It's the standard default network, and the last time I tried to modify it, it went horribly wrong but I can try this.

Do you have the format somewhere documented? The man-pages for podman-network (create or inspect) seem to know only the version 0.3.0 of the format where 0.4.0 is the current one, no explanation of what routes exactly are (inwards or outwards is my first question), and they definitely don't have any example on how to combine multiple ranges/subnets/routes, especially not mixing IPv4 and IPv6.

ericzolf commented 4 years ago

@mccv1r0 can you provide your configuration under F31?

mccv1r0 commented 4 years ago

My conflist below.
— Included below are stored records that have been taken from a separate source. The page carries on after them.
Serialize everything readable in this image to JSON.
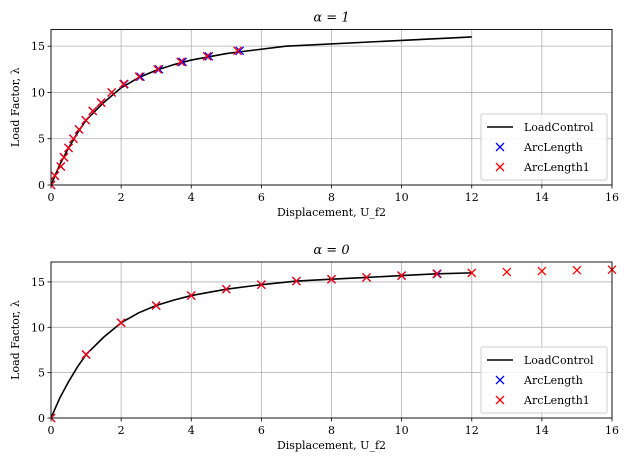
{
  "chart_data": [
    {
      "type": "line",
      "title": "α = 1",
      "xlabel": "Displacement, U_f2",
      "ylabel": "Load Factor, λ",
      "xlim": [
        0,
        16
      ],
      "ylim": [
        0,
        16.8
      ],
      "xticks": [
        0,
        2,
        4,
        6,
        8,
        10,
        12,
        14,
        16
      ],
      "yticks": [
        0,
        5,
        10,
        15
      ],
      "grid": true,
      "legend": "lower-right",
      "series": [
        {
          "name": "LoadControl",
          "style": "line",
          "color": "#000000",
          "x": [
            0,
            0.25,
            0.5,
            0.75,
            1,
            1.5,
            2,
            2.5,
            3,
            3.5,
            4,
            5,
            6.7,
            12
          ],
          "y": [
            0,
            2.2,
            4,
            5.6,
            7,
            8.9,
            10.5,
            11.6,
            12.4,
            13,
            13.5,
            14.2,
            15,
            16
          ]
        },
        {
          "name": "ArcLength",
          "style": "x",
          "color": "#0000ff",
          "x": [
            0,
            0.11,
            0.28,
            0.37,
            0.5,
            0.64,
            0.8,
            0.99,
            1.19,
            1.43,
            1.73,
            2.09,
            2.55,
            3.08,
            3.75,
            4.5,
            5.38
          ],
          "y": [
            0,
            1,
            2,
            3,
            4,
            5,
            6,
            7,
            8,
            8.9,
            10,
            10.9,
            11.7,
            12.5,
            13.3,
            13.9,
            14.5
          ]
        },
        {
          "name": "ArcLength1",
          "style": "x",
          "color": "#ff0000",
          "x": [
            0,
            0.11,
            0.28,
            0.37,
            0.5,
            0.64,
            0.8,
            0.99,
            1.19,
            1.43,
            1.73,
            2.07,
            2.51,
            3.04,
            3.7,
            4.45,
            5.32
          ],
          "y": [
            0,
            1,
            2,
            3,
            4,
            5,
            6,
            7,
            8,
            8.9,
            10,
            10.9,
            11.7,
            12.5,
            13.3,
            13.9,
            14.5
          ]
        }
      ]
    },
    {
      "type": "line",
      "title": "α = 0",
      "xlabel": "Displacement, U_f2",
      "ylabel": "Load Factor, λ",
      "xlim": [
        0,
        16
      ],
      "ylim": [
        0,
        17.2
      ],
      "xticks": [
        0,
        2,
        4,
        6,
        8,
        10,
        12,
        14,
        16
      ],
      "yticks": [
        0,
        5,
        10,
        15
      ],
      "grid": true,
      "legend": "lower-right",
      "series": [
        {
          "name": "LoadControl",
          "style": "line",
          "color": "#000000",
          "x": [
            0,
            0.25,
            0.5,
            0.75,
            1,
            1.5,
            2,
            2.5,
            3,
            3.5,
            4,
            5,
            6,
            7,
            8,
            9,
            10,
            11,
            12
          ],
          "y": [
            0,
            2.2,
            4,
            5.6,
            7,
            8.9,
            10.5,
            11.6,
            12.4,
            13,
            13.5,
            14.2,
            14.7,
            15.1,
            15.3,
            15.5,
            15.7,
            15.9,
            16
          ]
        },
        {
          "name": "ArcLength",
          "style": "x",
          "color": "#0000ff",
          "x": [
            0,
            1,
            2,
            3,
            4,
            5,
            6,
            7,
            8,
            9,
            10,
            11.02
          ],
          "y": [
            0,
            7,
            10.5,
            12.4,
            13.5,
            14.2,
            14.7,
            15.1,
            15.3,
            15.5,
            15.7,
            15.9
          ]
        },
        {
          "name": "ArcLength1",
          "style": "x",
          "color": "#ff0000",
          "x": [
            0,
            1,
            2,
            3,
            4,
            5,
            6,
            7,
            8,
            9,
            10,
            11,
            12,
            13,
            14,
            15,
            16
          ],
          "y": [
            0,
            7,
            10.5,
            12.4,
            13.5,
            14.2,
            14.7,
            15.1,
            15.3,
            15.5,
            15.7,
            15.9,
            16,
            16.1,
            16.2,
            16.3,
            16.35
          ]
        }
      ]
    }
  ]
}
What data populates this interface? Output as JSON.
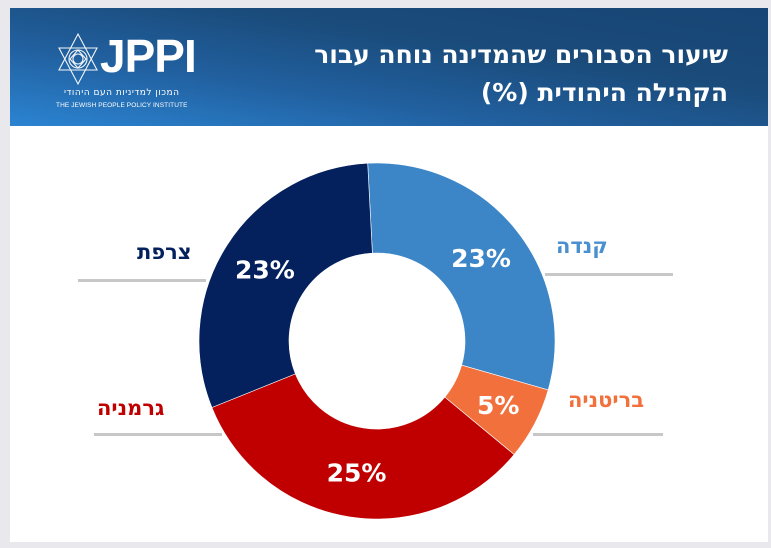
{
  "header": {
    "logo_text": "JPPI",
    "logo_hebrew": "המכון למדיניות העם היהודי",
    "logo_english": "THE JEWISH PEOPLE POLICY INSTITUTE",
    "title_line1": "שיעור הסבורים שהמדינה נוחה עבור",
    "title_line2": "הקהילה היהודית (%)"
  },
  "chart_data": {
    "type": "pie",
    "variant": "donut",
    "title": "שיעור הסבורים שהמדינה נוחה עבור הקהילה היהודית (%)",
    "unit": "%",
    "categories": [
      "קנדה",
      "בריטניה",
      "גרמניה",
      "צרפת"
    ],
    "values": [
      23,
      5,
      25,
      23
    ],
    "labels": [
      "23%",
      "5%",
      "25%",
      "23%"
    ],
    "colors": [
      "#3c85c6",
      "#f2703c",
      "#c00000",
      "#04215e"
    ],
    "label_colors": [
      "#4a90d0",
      "#f2703c",
      "#c00000",
      "#04215e"
    ],
    "legend": "callout labels beside slices"
  }
}
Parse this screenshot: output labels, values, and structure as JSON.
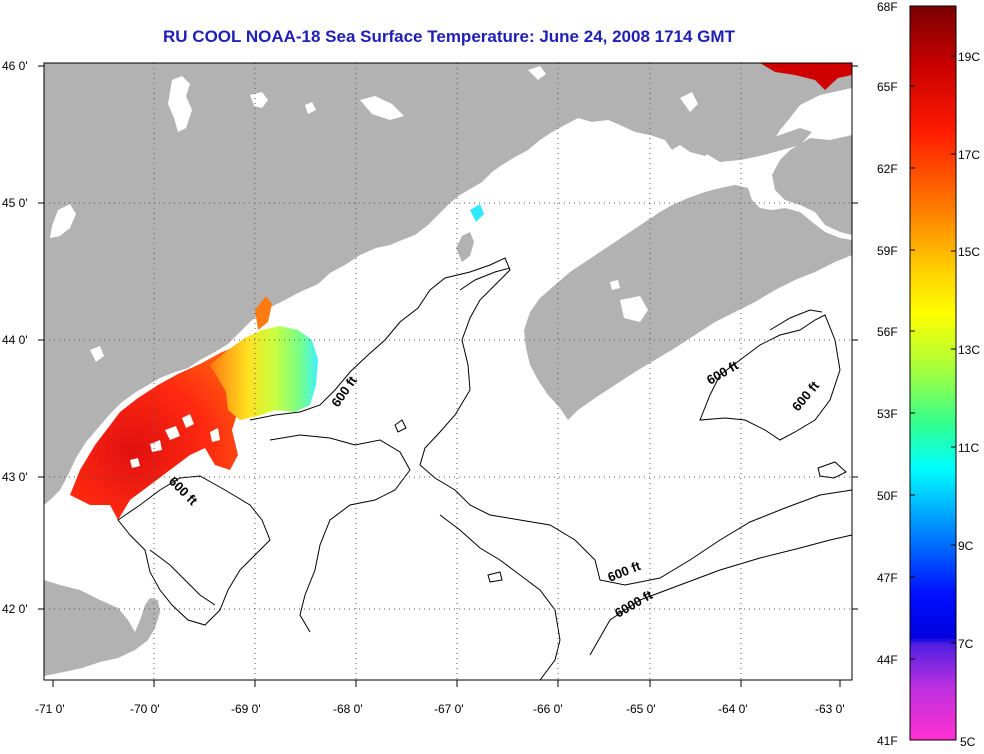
{
  "title": "RU COOL  NOAA-18  Sea Surface Temperature:  June 24, 2008 1714 GMT",
  "colors": {
    "land": "#b2b2b2",
    "ocean": "#ffffff",
    "frame": "#000000",
    "title": "#1f1fb8"
  },
  "lat_labels": [
    "46 0'",
    "45 0'",
    "44 0'",
    "43 0'",
    "42 0'"
  ],
  "lon_labels": [
    "-71 0'",
    "-70 0'",
    "-69 0'",
    "-68 0'",
    "-67 0'",
    "-66 0'",
    "-65 0'",
    "-64 0'",
    "-63 0'"
  ],
  "contour_labels": {
    "c1": "600 ft",
    "c2": "600 ft",
    "c3": "600 ft",
    "c4": "600 ft",
    "c5": "600 ft",
    "c6": "6000 ft"
  },
  "colorbar": {
    "f_labels": [
      "68F",
      "65F",
      "62F",
      "59F",
      "56F",
      "53F",
      "50F",
      "47F",
      "44F",
      "41F"
    ],
    "c_labels": [
      "19C",
      "17C",
      "15C",
      "13C",
      "11C",
      "9C",
      "7C",
      "5C"
    ]
  }
}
Here's what I just did on f31. My global IPv6 address was redacted (I hope, still on 1st cup of coffee):

[mcc@node ~]$ ip addr show cni89
12: cni89: <BROADCAST,MULTICAST,UP,LOWER_UP> mtu 1500 qdisc noqueue state UP group default qlen 1000
    link/ether a2:c6:0b:a2:59:76 brd ff:ff:ff:ff:ff:ff
    inet 10.89.0.1/16 brd 10.89.255.255 scope global cni89
       valid_lft forever preferred_lft forever
    inet6 2600:xxxx:xxxx:xxxx::1/64 scope global 
       valid_lft forever preferred_lft forever
    inet6 fe80::a0c6:bff:fea2:5976/64 scope link 
       valid_lft forever preferred_lft forever
[mcc@node ~]$ 

[mcc@node ~]$ sudo podman ps 
CONTAINER ID  IMAGE                           COMMAND  CREATED       STATUS         PORTS                   NAMES
b10930c303c6  localhost/socksink-sudo:latest           6 days ago    Up 6 days ago  0.0.0.0:8080->5222/tcp  socksink-v6-port
[mcc@node ~]$ 

[mcc@node ~]$ nc -v localhost 8080
Ncat: Version 7.80 ( https://nmap.org/ncat )
v4 works
^C
[mcc@node ~]$ nc -v 2600:3c03:e000:391::1 8080
Ncat: Version 7.80 ( https://nmap.org/ncat )
Ncat: Connected to 2600:xxxx:xxxx:xxxx::1:8080.
v6 works to bridge global addr
^C
[mcc@node ~]$ nc -v fe80::a0c6:bff:fea2:5976%cni89 8080
Ncat: Version 7.80 ( https://nmap.org/ncat )
Ncat: Connected to fe80::a0c6:bff:fea2:5976:8080.
v6 works to bridge LL addr
^C
[mcc@node ~]$ 

With LL address, you don't even need to update the default conflist, Here is what I have added to the default:

         "ipam":{  
            "type":"host-local",
            "ranges":[  
               [  
                  {  
                     "subnet":"10.89.0.0/16",
                     "gateway":"10.89.0.1"
                  }
               ],
               [  
                  {  
                     "subnet":"2600:xxxx:xxxx:xxxx::/64"
                  }
               ]
            ],

That can be a global IPv6 address provided/delegated to you, or you can use an ULA

ericzolf commented 4 years ago

Sorry for the delay. Anyway, first without changes to the default configuration:

$ sudo podman run --publish 80:80 --publish '[::]:80:80' httpd
# change console...
$ sudo firewall-cmd --add-service=http
$ sudo firewall-cmd --list-all  # looks good, service http is there...

$ ip a show cni-podman0
5: cni-podman0: <BROADCAST,MULTICAST,UP,LOWER_UP> mtu 1500 qdisc noqueue state UP group default qlen 1000
    link/ether a6:e0:4f:f7:f3:79 brd ff:ff:ff:ff:ff:ff
    inet 10.88.0.1/16 brd 10.88.255.255 scope global cni-podman0
       valid_lft forever preferred_lft forever
    inet6 fe80::a4e0:4fff:fef7:f379/64 scope link 
       valid_lft forever preferred_lft forever

$ nc -v 10.88.0.1 80
Ncat: Version 7.80 ( https://nmap.org/ncat )
Ncat: Connected to 10.88.0.1:80.
GET /
HTTP/1.1 400 Bad Request
[... server swearing at me, that's OK ...]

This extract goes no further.